The kerosene_load.csv needs to be included for compatibility with
the later functionality, but the outputs relating to this can be ignored
or the values in that profile can be set to zero for completeness. The
Load().get_yearly_load_statistics('total_load.csv') is used later in
the simulation process for sizing equipment (such as the inverters) so
must be updated from the default case study values provided.
Comparing domestic, commercial and public electricity demand¶
Let’s take a look at how the three demand types compare over the first three days of the simulation period:
This allows us to compare the different types of demands in the community and how they vary throughout the day:
- The
Domesticdemand is highest in the evening due to lighting and entertainment (such as TV) loads - The
Commercialdemand peaks in the day and has high variability caused by a smaller number of higher-power devices - The
Publicdemand, composed here asstreetlightonly, has a consistent load profile as it is modelled to operate on a timed basis
Varying demand throughout the year¶
We can also see how these demands vary over the year by reformatting the data into daily demands. For visibility let’s look at a five-day rolling average, with the raw data plotted behind it:
Note that the axes of the two subplots use the same scale but the axis
of the right plot, showing the total community demand, is shifted
upwards. Commercial demand, as before, displays the largest amount
of variation both between days and over the course of the year, in this
case because of varying agricultural demand. The Domestic demand has
relatively little day-to-day variation but there is a noticeable
decrease in the summer as lighting demand decreases. The growth in
Domestic device ownership also results in the growth of the daily
load demand (comparing January and December), almost exceeding the
Commercial demand. Finally the Public demand remains the same
throughout the year, as expected.
The total community demand is shown on the left. Its structure is mostly
governed by the variation in the Commercial demand, but the effect
of the Domestic demand can be seen when comparing the upwards shift
in load comparing the start and end of this year-long profile.
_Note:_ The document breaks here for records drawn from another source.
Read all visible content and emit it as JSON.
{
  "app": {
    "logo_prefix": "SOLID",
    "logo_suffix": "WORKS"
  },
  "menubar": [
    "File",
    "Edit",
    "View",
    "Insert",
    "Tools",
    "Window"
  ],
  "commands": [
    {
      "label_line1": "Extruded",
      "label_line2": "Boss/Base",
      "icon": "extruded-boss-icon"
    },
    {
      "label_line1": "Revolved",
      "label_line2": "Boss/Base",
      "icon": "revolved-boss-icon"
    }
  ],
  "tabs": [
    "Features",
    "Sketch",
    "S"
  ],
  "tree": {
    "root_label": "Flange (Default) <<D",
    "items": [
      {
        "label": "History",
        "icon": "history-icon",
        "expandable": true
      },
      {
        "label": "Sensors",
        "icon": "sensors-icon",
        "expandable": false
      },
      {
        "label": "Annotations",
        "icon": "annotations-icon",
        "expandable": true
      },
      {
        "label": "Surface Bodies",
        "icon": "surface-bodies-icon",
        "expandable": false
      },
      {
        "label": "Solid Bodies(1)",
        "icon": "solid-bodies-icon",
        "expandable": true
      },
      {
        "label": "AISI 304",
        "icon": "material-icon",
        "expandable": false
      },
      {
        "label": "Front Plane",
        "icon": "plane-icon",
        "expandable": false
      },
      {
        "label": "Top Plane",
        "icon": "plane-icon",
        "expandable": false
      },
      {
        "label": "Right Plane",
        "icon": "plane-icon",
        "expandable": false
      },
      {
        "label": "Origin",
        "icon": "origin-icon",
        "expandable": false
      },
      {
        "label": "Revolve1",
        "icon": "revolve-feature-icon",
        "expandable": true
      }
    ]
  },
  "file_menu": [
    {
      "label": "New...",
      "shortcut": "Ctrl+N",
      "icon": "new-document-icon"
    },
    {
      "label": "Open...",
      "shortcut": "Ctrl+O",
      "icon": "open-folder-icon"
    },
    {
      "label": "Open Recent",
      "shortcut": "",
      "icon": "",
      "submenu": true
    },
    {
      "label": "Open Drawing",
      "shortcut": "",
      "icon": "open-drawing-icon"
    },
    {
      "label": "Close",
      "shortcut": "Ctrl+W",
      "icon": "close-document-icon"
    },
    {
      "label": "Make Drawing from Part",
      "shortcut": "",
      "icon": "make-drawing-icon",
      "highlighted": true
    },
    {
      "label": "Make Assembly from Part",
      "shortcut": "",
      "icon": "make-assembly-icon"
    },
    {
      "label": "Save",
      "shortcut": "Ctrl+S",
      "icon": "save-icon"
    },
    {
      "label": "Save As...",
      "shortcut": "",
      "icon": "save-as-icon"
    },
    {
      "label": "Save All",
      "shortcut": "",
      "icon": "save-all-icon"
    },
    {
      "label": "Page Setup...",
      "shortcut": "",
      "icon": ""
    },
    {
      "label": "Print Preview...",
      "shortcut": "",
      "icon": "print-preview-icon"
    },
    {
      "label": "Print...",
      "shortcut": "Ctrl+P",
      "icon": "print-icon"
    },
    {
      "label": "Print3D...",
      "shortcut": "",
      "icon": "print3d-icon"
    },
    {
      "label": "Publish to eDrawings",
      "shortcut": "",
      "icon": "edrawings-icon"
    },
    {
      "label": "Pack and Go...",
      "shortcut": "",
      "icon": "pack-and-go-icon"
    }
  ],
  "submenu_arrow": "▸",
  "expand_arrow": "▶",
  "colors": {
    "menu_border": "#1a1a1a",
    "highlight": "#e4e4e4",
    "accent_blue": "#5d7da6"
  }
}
Growing demand over the investigation period¶
We can see how load grows in the community across the investigation period, for example to replicate how appliance ownership might grow over time as a community develops economically. Let’s reformat the load data into yearly totals and compare them across the 20-year period:
We can see here that the Domestic and Commercial loads both
increase over time, but the Domestic increases much faster than
Commercial and therefore is the greatest contributor to the total
load soon after the first year (as we saw in
earlier). The Public
demand meanwhile remains the same throughout.